The Meta River is a major left tributary of the Orinoco River in eastern Colombia and southern Venezuela, South America. The Meta originates in the Eastern Ranges of the Andes and flows through the Meta Department, Colombia as the confluence of the Humea, Guatiquía and Guayuriba rivers. It flows east-northeastward across the Llanos Orientales ("Eastern Plains") of Colombia following the direction of the Meta Fault. The Meta forms the northern boundary of Vichada Department, first with Casanare Department, then with Arauca Department, and finally with Venezuela, down to Puerto Carreño where it flows into the Orinoco.

The Meta River is 1,100 km long and its drainage basin is 103,000 km2. The Meta divides the Colombian Llanos in two different parts: the western portion on the left bank is more humid, receives the relatively nutrient-rich sediments from the Andean mountain range and therefore soils and tributaries are also nutrient-rich, while the eastern portion, high plain or altillanura, drains not to the Meta river but to the Orinoco, has a longer dry season and soils and surface waters are oligotrophic (nutrient poor).

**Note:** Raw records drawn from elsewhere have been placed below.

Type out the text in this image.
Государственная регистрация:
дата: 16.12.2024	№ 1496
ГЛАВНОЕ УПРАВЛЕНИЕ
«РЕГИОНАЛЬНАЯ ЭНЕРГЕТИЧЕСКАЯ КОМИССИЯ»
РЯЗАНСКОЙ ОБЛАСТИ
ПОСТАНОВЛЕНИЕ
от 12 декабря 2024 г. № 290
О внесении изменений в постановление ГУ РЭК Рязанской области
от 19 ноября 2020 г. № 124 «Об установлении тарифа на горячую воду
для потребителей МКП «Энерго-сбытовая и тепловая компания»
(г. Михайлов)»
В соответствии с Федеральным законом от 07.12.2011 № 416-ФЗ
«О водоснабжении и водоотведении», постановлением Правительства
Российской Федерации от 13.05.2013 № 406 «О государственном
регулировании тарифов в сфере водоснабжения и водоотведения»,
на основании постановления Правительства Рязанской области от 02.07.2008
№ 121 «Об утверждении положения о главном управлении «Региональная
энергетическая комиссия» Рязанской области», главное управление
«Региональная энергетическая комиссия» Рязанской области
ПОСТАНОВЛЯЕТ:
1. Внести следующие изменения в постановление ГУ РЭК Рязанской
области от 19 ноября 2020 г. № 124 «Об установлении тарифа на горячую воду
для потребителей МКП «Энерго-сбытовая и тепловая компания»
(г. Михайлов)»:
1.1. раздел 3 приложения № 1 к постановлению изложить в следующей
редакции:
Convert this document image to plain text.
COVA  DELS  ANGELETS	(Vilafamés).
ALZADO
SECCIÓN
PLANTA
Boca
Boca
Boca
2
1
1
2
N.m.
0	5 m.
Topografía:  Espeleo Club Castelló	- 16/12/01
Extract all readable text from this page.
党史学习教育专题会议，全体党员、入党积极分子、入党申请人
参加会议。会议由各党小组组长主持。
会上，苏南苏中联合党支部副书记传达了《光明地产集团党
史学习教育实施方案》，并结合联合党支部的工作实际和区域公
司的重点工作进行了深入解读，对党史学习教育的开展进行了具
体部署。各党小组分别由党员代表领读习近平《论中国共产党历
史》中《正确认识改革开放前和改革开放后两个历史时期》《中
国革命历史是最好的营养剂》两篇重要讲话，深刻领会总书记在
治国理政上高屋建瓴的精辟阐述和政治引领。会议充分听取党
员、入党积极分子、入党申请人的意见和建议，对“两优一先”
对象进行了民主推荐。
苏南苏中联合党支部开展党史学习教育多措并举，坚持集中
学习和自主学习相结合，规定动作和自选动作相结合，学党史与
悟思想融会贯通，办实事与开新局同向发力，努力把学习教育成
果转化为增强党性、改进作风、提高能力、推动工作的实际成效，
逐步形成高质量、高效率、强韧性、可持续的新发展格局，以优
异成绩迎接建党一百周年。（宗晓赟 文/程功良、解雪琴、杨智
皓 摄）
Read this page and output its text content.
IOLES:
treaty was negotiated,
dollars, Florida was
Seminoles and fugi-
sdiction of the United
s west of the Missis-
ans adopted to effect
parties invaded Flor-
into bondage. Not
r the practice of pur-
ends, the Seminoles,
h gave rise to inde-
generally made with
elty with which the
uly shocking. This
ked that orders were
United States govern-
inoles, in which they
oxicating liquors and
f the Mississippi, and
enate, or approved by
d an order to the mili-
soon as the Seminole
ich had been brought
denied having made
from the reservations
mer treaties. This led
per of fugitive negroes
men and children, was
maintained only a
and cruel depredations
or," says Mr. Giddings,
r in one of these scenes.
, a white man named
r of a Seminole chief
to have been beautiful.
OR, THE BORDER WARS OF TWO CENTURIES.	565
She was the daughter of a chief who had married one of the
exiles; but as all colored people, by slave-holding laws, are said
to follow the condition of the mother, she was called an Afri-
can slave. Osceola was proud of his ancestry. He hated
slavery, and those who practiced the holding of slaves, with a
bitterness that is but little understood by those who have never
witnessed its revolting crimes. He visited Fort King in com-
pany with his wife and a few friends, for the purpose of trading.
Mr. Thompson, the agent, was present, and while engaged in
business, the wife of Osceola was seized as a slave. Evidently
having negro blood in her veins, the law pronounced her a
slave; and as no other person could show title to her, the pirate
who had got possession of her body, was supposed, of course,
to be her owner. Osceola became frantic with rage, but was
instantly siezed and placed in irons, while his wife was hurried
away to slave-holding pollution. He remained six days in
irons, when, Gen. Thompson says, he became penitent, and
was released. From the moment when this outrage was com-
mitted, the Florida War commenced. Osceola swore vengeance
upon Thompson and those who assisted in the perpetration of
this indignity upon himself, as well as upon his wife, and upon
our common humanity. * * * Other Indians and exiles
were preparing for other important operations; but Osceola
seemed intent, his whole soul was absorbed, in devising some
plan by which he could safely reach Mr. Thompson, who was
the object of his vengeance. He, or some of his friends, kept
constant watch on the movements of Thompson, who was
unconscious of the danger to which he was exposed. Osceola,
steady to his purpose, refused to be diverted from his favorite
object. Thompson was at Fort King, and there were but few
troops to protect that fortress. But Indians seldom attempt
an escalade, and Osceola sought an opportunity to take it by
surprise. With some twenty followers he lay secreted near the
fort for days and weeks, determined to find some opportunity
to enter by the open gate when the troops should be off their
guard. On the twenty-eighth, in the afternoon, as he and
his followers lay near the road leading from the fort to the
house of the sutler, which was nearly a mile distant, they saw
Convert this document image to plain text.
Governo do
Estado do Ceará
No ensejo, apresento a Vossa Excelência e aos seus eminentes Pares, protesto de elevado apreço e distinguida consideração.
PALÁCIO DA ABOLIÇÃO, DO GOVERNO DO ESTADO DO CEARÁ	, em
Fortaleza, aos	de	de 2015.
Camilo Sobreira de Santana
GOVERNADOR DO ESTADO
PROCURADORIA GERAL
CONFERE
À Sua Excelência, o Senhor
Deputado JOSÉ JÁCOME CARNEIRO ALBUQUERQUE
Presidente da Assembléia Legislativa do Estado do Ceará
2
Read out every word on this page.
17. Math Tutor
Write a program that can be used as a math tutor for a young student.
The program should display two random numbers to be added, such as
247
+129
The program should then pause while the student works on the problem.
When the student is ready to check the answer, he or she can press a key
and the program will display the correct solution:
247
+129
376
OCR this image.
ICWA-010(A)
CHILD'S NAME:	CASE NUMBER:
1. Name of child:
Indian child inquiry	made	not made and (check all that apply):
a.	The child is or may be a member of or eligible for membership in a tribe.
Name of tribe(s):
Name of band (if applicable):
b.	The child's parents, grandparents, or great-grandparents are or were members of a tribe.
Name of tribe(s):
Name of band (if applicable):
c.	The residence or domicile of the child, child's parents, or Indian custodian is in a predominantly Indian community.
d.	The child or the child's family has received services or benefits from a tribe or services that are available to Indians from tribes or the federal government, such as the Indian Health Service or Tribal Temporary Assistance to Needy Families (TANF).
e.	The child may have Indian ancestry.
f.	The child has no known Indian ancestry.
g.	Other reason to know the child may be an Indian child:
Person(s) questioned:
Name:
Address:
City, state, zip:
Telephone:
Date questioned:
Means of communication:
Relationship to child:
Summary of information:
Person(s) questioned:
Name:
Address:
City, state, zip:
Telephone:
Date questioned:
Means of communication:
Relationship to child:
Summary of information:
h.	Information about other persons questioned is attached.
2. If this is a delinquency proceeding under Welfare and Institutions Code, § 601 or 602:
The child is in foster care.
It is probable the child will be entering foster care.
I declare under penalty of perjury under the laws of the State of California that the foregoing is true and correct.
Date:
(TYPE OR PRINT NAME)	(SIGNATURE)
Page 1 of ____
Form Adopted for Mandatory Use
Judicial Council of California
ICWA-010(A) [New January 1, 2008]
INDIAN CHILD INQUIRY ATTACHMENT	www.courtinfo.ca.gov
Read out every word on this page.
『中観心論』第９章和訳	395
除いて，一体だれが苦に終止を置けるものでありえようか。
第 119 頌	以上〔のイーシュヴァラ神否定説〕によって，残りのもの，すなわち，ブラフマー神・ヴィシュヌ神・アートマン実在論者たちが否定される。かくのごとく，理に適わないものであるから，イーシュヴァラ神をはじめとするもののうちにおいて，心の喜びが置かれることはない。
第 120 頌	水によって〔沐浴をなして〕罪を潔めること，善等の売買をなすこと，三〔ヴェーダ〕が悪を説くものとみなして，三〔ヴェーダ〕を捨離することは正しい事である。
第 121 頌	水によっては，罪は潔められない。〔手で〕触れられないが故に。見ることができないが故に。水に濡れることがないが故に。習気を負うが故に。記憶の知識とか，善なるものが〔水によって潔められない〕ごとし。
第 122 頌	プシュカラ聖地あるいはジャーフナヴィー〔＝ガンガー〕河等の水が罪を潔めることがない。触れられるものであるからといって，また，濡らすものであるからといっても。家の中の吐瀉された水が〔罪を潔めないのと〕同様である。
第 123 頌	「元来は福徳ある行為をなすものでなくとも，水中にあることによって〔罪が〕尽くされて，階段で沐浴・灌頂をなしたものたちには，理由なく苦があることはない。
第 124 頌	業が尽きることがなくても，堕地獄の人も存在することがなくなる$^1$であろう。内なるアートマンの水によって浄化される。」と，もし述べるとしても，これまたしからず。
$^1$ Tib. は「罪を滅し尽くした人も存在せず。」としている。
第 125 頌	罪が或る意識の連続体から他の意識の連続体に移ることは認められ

The major tributaries of the Meta are the Cravo Sur, the Casanare, the Cusiana, the Upía and the Manacacías rivers.

== History ==
In 1531, while exploring the Orinoco River, Diego de Ordáz became the first European to discover the estuarine delta of the Meta. Following indications of a gold country at the headwaters of the river – the "Meta Province" – he and his companions navigated the Meta upstream for 50 days until, due to the seasonally low water level, they could make no further progress and had to turn back without having achieved anything. The first Europeans to reach the headwaters of the Meta at the foot of the Eastern Cordillera were the participants of an expedition led by the conquistador Georg Hohermuth von Speyer in 1536.

In January 1824, the European scientific mission recruited for Gran Colombia's mining school and natural history museum traveled from Bogotá to the Meta and followed it to the Orinoco. Its members recorded the dwellings, animals, and produce of the region and the vocabularies of several indigenous groups, and observed the preparation of curare and the extraction of oil from turtle eggs. Among the party was the Peruvian mineralogist Mariano Eduardo de Rivero y Ustáriz, whose account of the two-month journey, Itinerario de los Llanos de San Martín y del río Meta, was published in 1857.

An 1856 watercolor by Manuel María Paz, of three indigenous people with a boat at Orocué, near the Old Macuco Mission, is an early depiction of life on the river.

== Indigenous groups ==
Living along the Meta are various indigenous groups. In the upper part of the river, close to the foothills of the Eastern Ranges and farther downstream, the Guayupe, Achagua, Sáliva and Guahibo people are living.

== Economy ==
Starting at Puerto López the Meta becomes navigable, and thus is an important component of the trade across the Colombian and Venezuelan Llanos.